Tarlach began to rock back and forth, drawing his cloak closer over his round shoulders from the unseen storm pelting his conscience. “Magic. Her kind could do such things in olden days.”

Caden started at the crackling voice of Rhianon’s maidservant.

“Be sure, they still do, milord.”

Keena, she was called—old, wizened, and filled with enough superstition for them all.

“By all your gods, woman, must you ever lurk about?” he demanded.

Keena bowed her head till all Caden could see was a wild tangle of salt-shot black hair. “I ever serve milady.” Her humble words sorely lacked backbone. “Where she is, there I be.”

Caden counted his blessings that it was not
always
the case.

“Regardless, old woman, none control the weather save nature itself.” Caden had yet to see a druid who could control the weather, the tales of old be dashed. Predict it, yes. He’d seen pious priests plying God with prayer for favorable weather and studying the heavens for His signs. The same signs that had spoken to the farmer and fisherman since time began. No magic. Just astute observation.

Like as not, Caden knew Tarlach wrestled more with guilt and shame than fear. Guilt for betraying a foster brother over a woman and shame for attacking in the night like a coward and slaying the chieftain when he was still dazed with sleep. The only magic involved was that of love turned bad. It was Joanna’s rejection of him that had changed the proud Christian warrior Tarlach had once been, one who had fought shoulder to shoulder with his foster brother in battle after battle to unite the Briton kingdoms against the Saxon and Pict.

As Caden glanced from his father to Rhianon, a glimmer of understanding flashed in Caden’s mind, slaying his disdain. Truly if Rhianon turned against him, if she were taken from him, Caden would lose his mind. His fists clenched against the thought. The burning rage that flashed within him told Caden there was no telling the atrocities he might commit to avenge her loss.
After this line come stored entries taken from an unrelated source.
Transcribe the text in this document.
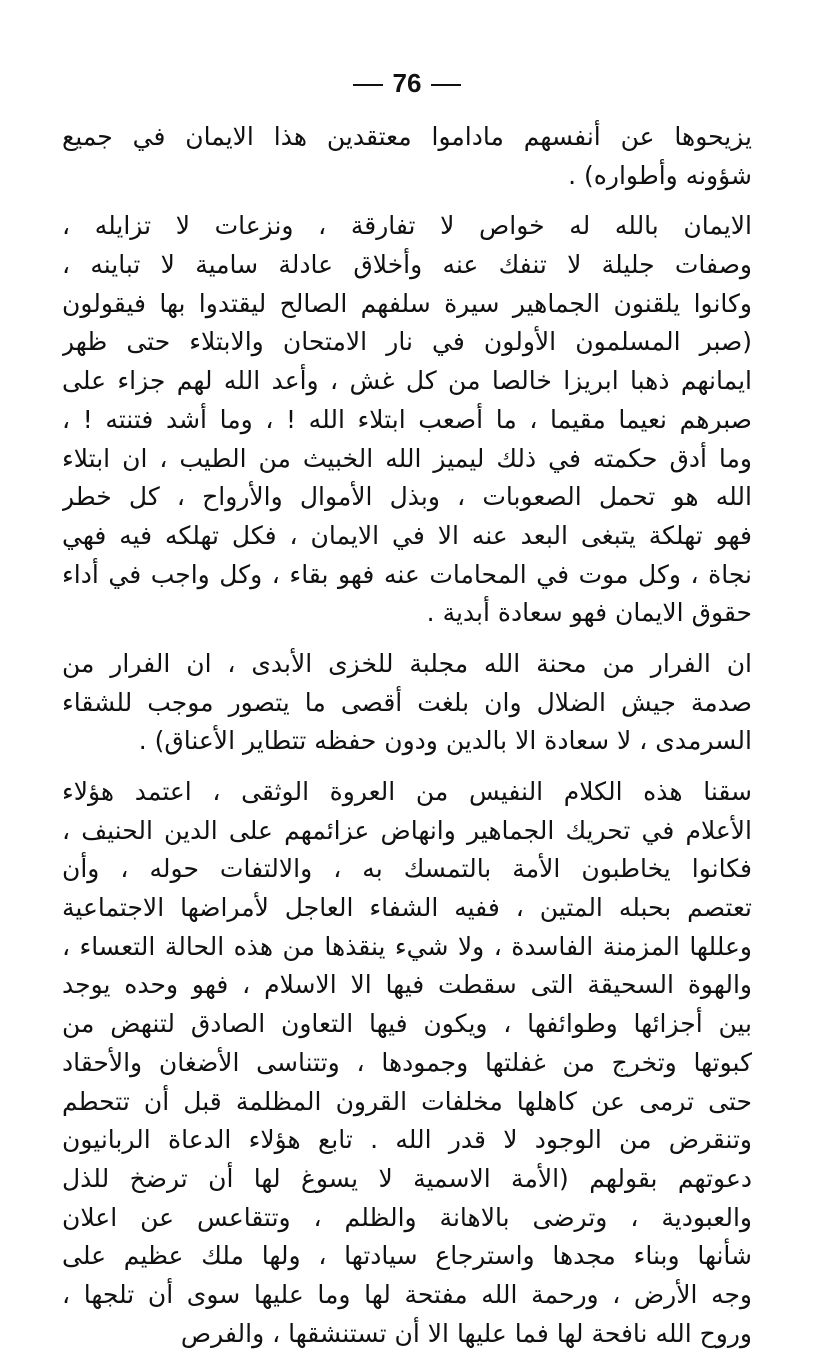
76
يزيحوها عن أنفسهم ماداموا معتقدين هذا الايمان في جميع
شؤونه وأطواره) .
الايمان بالله له خواص لا تفارقة ، ونزعات لا تزايله ،
وصفات جليلة لا تنفك عنه وأخلاق عادلة سامية لا تباينه ،
وكانوا يلقنون الجماهير سيرة سلفهم الصالح ليقتدوا بها فيقولون
(صبر المسلمون الأولون في نار الامتحان والابتلاء حتى ظهر
ايمانهم ذهبا ابريزا خالصا من كل غش ، وأعد الله لهم جزاء على
صبرهم نعيما مقيما ، ما أصعب ابتلاء الله ! ، وما أشد فتنته ! ،
وما أدق حكمته في ذلك ليميز الله الخبيث من الطيب ، ان ابتلاء
الله هو تحمل الصعوبات ، وبذل الأموال والأرواح ، كل خطر
فهو تهلكة يتبغى البعد عنه الا في الايمان ، فكل تهلكه فيه فهي
نجاة ، وكل موت في المحامات عنه فهو بقاء ، وكل واجب في أداء
حقوق الايمان فهو سعادة أبدية .
ان الفرار من محنة الله مجلبة للخزى الأبدى ، ان الفرار من
صدمة جيش الضلال وان بلغت أقصى ما يتصور موجب للشقاء
السرمدى ، لا سعادة الا بالدين ودون حفظه تتطاير الأعناق) .
سقنا هذه الكلام النفيس من العروة الوثقى ، اعتمد هؤلاء
الأعلام في تحريك الجماهير وانهاض عزائمهم على الدين الحنيف ،
فكانوا يخاطبون الأمة بالتمسك به ، والالتفات حوله ، وأن
تعتصم بحبله المتين ، ففيه الشفاء العاجل لأمراضها الاجتماعية
وعللها المزمنة الفاسدة ، ولا شيء ينقذها من هذه الحالة التعساء ،
والهوة السحيقة التى سقطت فيها الا الاسلام ، فهو وحده يوجد
بين أجزائها وطوائفها ، ويكون فيها التعاون الصادق لتنهض من
كبوتها وتخرج من غفلتها وجمودها ، وتتناسى الأضغان والأحقاد
حتى ترمى عن كاهلها مخلفات القرون المظلمة قبل أن تتحطم
وتنقرض من الوجود لا قدر الله . تابع هؤلاء الدعاة الربانيون
دعوتهم بقولهم (الأمة الاسمية لا يسوغ لها أن ترضخ للذل
والعبودية ، وترضى بالاهانة والظلم ، وتتقاعس عن اعلان
شأنها وبناء مجدها واسترجاع سيادتها ، ولها ملك عظيم على
وجه الأرض ، ورحمة الله مفتحة لها وما عليها سوى أن تلجها ،
وروح الله نافحة لها فما عليها الا أن تستنشقها ، والفرص
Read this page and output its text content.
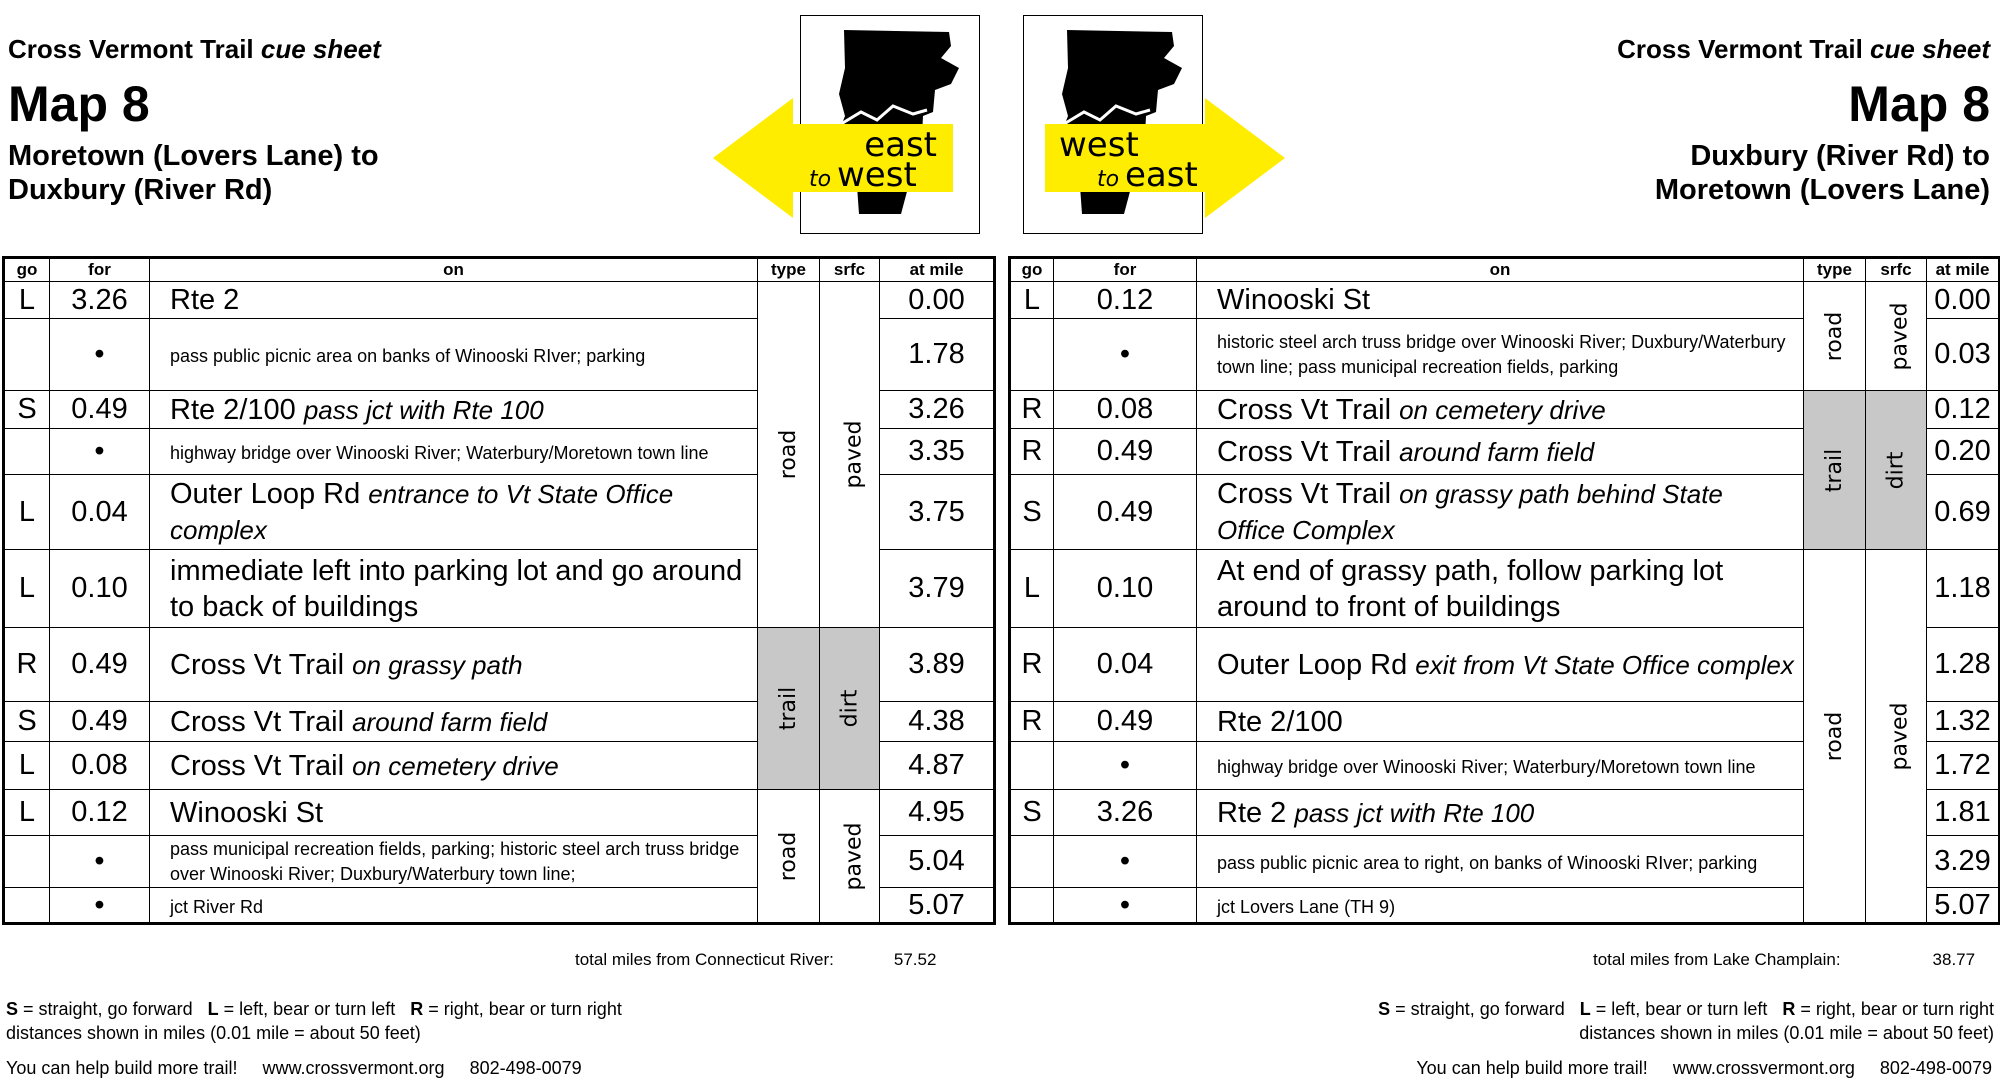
Cross Vermont Trail cue sheet
Map 8
Moretown (Lovers Lane) to
Duxbury (River Rd)
Cross Vermont Trail cue sheet
Map 8
Duxbury (River Rd) to
Moretown (Lovers Lane)
east
to west
west
to east
go	for	on	type	srfc	at mile
L	3.26	Rte 2	road	paved	0.00
	•	pass public picnic area on banks of Winooski RIver; parking			1.78
S	0.49	Rte 2/100 pass jct with Rte 100			3.26
	•	highway bridge over Winooski River; Waterbury/Moretown town line			3.35
L	0.04	Outer Loop Rd entrance to Vt State Office complex			3.75
L	0.10	immediate left into parking lot and go around to back of buildings			3.79
R	0.49	Cross Vt Trail on grassy path	trail	dirt	3.89
S	0.49	Cross Vt Trail around farm field			4.38
L	0.08	Cross Vt Trail on cemetery drive			4.87
L	0.12	Winooski St	road	paved	4.95
	•	pass municipal recreation fields, parking; historic steel arch truss bridge over Winooski River; Duxbury/Waterbury town line;			5.04
	•	jct River Rd			5.07
go	for	on	type	srfc	at mile
L	0.12	Winooski St	road	paved	0.00
	•	historic steel arch truss bridge over Winooski River; Duxbury/Waterbury town line; pass municipal recreation fields, parking			0.03
R	0.08	Cross Vt Trail on cemetery drive	trail	dirt	0.12
R	0.49	Cross Vt Trail around farm field			0.20
S	0.49	Cross Vt Trail on grassy path behind State Office Complex			0.69
L	0.10	At end of grassy path, follow parking lot around to front of buildings	road	paved	1.18
R	0.04	Outer Loop Rd exit from Vt State Office complex			1.28
R	0.49	Rte 2/100			1.32
	•	highway bridge over Winooski River; Waterbury/Moretown town line			1.72
S	3.26	Rte 2 pass jct with Rte 100			1.81
	•	pass public picnic area to right, on banks of Winooski RIver; parking			3.29
	•	jct Lovers Lane (TH 9)			5.07
total miles from Connecticut River:	57.52	total miles from Lake Champlain:	38.77
S = straight, go forward L = left, bear or turn left R = right, bear or turn right
distances shown in miles (0.01 mile = about 50 feet)
S = straight, go forward L = left, bear or turn left R = right, bear or turn right
distances shown in miles (0.01 mile = about 50 feet)
You can help build more trail! www.crossvermont.org 802-498-0079	You can help build more trail! www.crossvermont.org 802-498-0079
With a loud moan, Tarlach grabbed his head, rocking. “Even now she stabs at my mind. Oh heartless vixen, be gone. Be gone!”

“Sshh, Father.” Alyn gently coaxed Tarlach out of his chair and motioned for the steward to help him. “Caden?” the boy called over his shoulder in a plaintive tone.

Caden understood his brother’s panic. Tarlach was given to violent headaches from time to time. The physician warned that a brain attack might finish the work of the one Tarlach experienced the night of the Witch’s End.

Rhianon gathered her velvet skirts about her and rose. “Come, Keena,” she said to her nurse. “Let us prepare a headache powder for his lordship … something with a calmative as well.”

Caden caught her arm. “Nay, milady, let your nurse see to it. Your place is at my side. Vychan,” he said, addressing Glenarden’s steward. Tall and lean with snow creeping into his light brown hair and beard, the man had been in Tarlach’s service for nigh on ten years, succeeding his father before him. “Go with Alyn to help my father to his quarters.”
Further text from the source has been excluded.